Судя по всему, их явление перебило горячий разговор. Во всяком случае, ими никто не заинтересовался: пришли и пришли.
– Нет, этого я не понимаю! Революция! Вот это я понимаю: революция... – девица, сидевшая на диване, спорила с парнем. Про себя Маша назвала его востроглазым. Тыча пальцем в книжную страницу, она убеждала его в том, что в результате революции и русская, и еврейская культуры пострадали одинаково: все святыни поруганы, все выворочено и растоптано. – Сотни тысяч рассеяны по миру: и русских, и евреев. В каком-то смысле общая судьба.
– Общая?! – востроглазый крикнул сорванным голосом. – Не понимаю: как вообще можно сравнивать! Шесть миллионов. Шесть! Сгоревших в печах...
– Двадцать! – девица выставила растопыренные пальцы. – Двадцать! Превращенных в лагерную пыль!
– Евреев уничтожали немцы, – другая девица, похожая на синий чулок, встряла в разговор. – А русские – сами. Я полагаю, есть некоторая разница.
Привыкая к японскому свету, Маша смотрела внимательно: те, кто собрался здесь, были евреями, по крайней мере, большинство. Из их компании Юлий выбивался: высокий и светловолосый. В отличие от них.
– А я полагаю – уничтожали палачи. У палачей нет национальности.
– Вот это – не надо! А в похоронных командах? В похоронных – очень даже, – девица, выставлявшая пальцы, выдвигала новый довод.
– Ну ты сравнила! – парень, сидевший напротив Маши, вступил в разговор. – В похоронных работали евреизаключенные. Можно подумать, они могли отказаться...
– Некоторые, – девица, похожая на синий чулок, повернула голову, – смогли.
– Некоторые русские тоже не стучали, – молодой человек лет двадцати пяти теребил очки. – Некоторые – еще не весь народ. Что касается рассеяния, евреи – кочевое племя: так они спасались всегда.
– Но культура! – первая девица наступала все решительнее. – Настоящую культуру создают оседлые народы. Кочевникам не до книг.
– Здравствуйте! – Вениамин шевельнулся на подоконнике. – А Библия? Ее-то кто создал?

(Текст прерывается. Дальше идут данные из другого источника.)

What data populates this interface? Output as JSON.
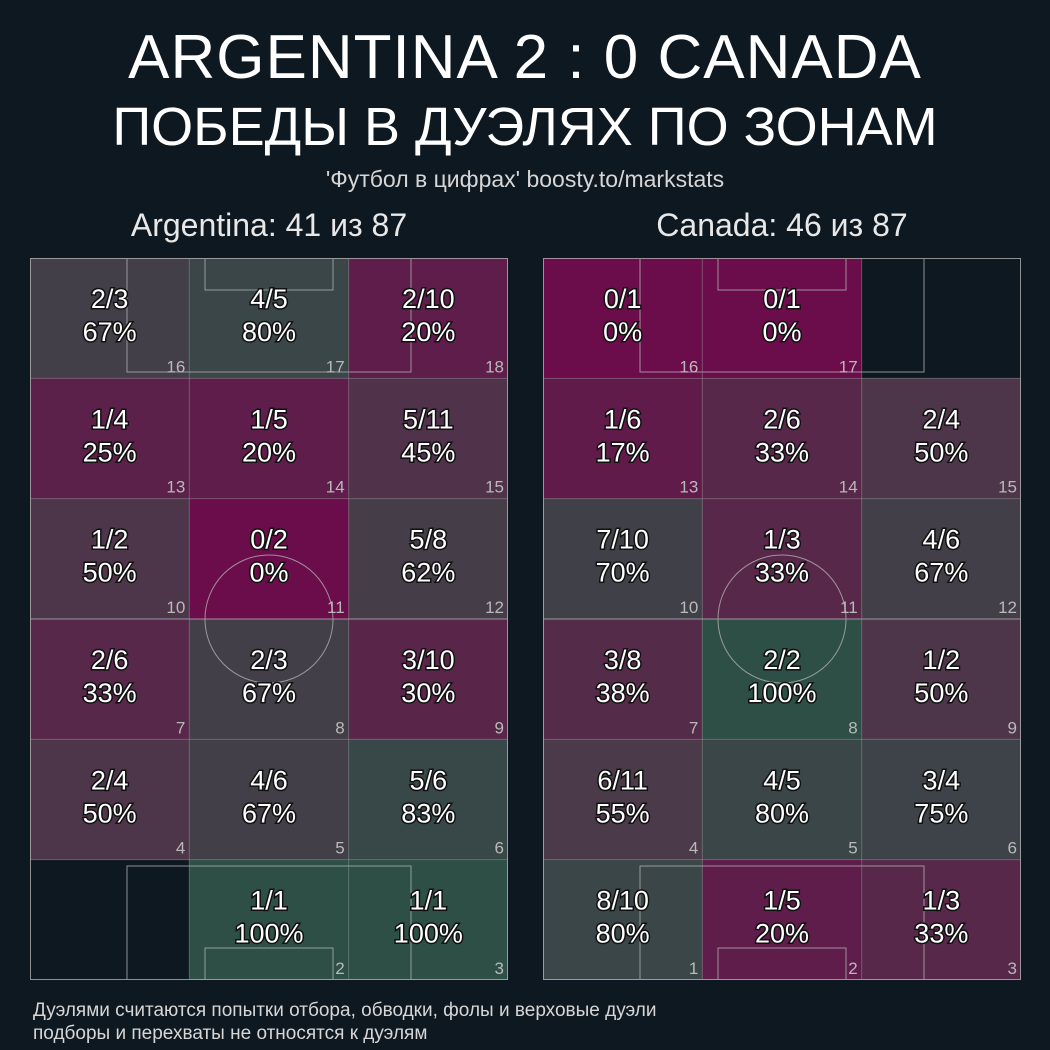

Девица тряхнула головой. Кажется, эта реплика поставила ее в тупик.
Маша слушала: спор, который они вели, казался не то чтобы бессмысленным, но каким-то ненужным и бесцветным. Для нее он представлял интерес разве что с исторической точки зрения. Она вспомнила картинку, которую видела в одной книге: кружок дореволюционной интеллигенции. Народовольцы. Те тоже любили поспорить. Только что из этого вышло...
Она посмотрела на Юлия: он был другим. Таких, как он, на той картинке не было.
– С Библией – сложно. В конце концов, все кочевые племена со временем становятся оседлыми, – молодой человек приходил девице на помощь. – Что касается культуры, это вообще вопрос спорный. Если и вывернули с корнем... Ну и черт с ней, с этой культурой. Речь идет о жизни и чести! – оставив в покое очки, он склонил голову.
Маша слушала, переводя взгляд.
Вениамин, нетерпеливо теребивший чепец, пошел в атаку. Взмахивая рукой, возражал:
– Нечего было особенно выворачивать. Если речь идет о бытовой местечковой культуре, ее разворотили прогресс и просвещение. Вы уж меня простите, но Гаскала – это не двадцатый век. Строго говоря, ассимиляция началась в девятнадцатом. Сделала свое дело: и язык, и религия, и Талмуд. Короче говоря, потеря идентичности. Пускай частичная...
– А высокая культура? Тоже закончилась? Но это просто смешно! А ты что молчишь? – первая девица пихнула в бок своего соседа.
– Почему молчу? – бородатый молодой человек заговорил тихим голосом. – Я слушаю.
– Слушаю... – она передразнила. – А ты не слушай. Возьми и скажи.
– Да что говорить, – он пригладил бороду. – Мандельштам и Пастернак, Левитан и Мейерхольд. Все они – плод еврейского Просвещения. Еврейская кровь вливалась в русскую жизнь. Вспомните начало двадцатого века. Что это, как не русско-еврейский ренессанс?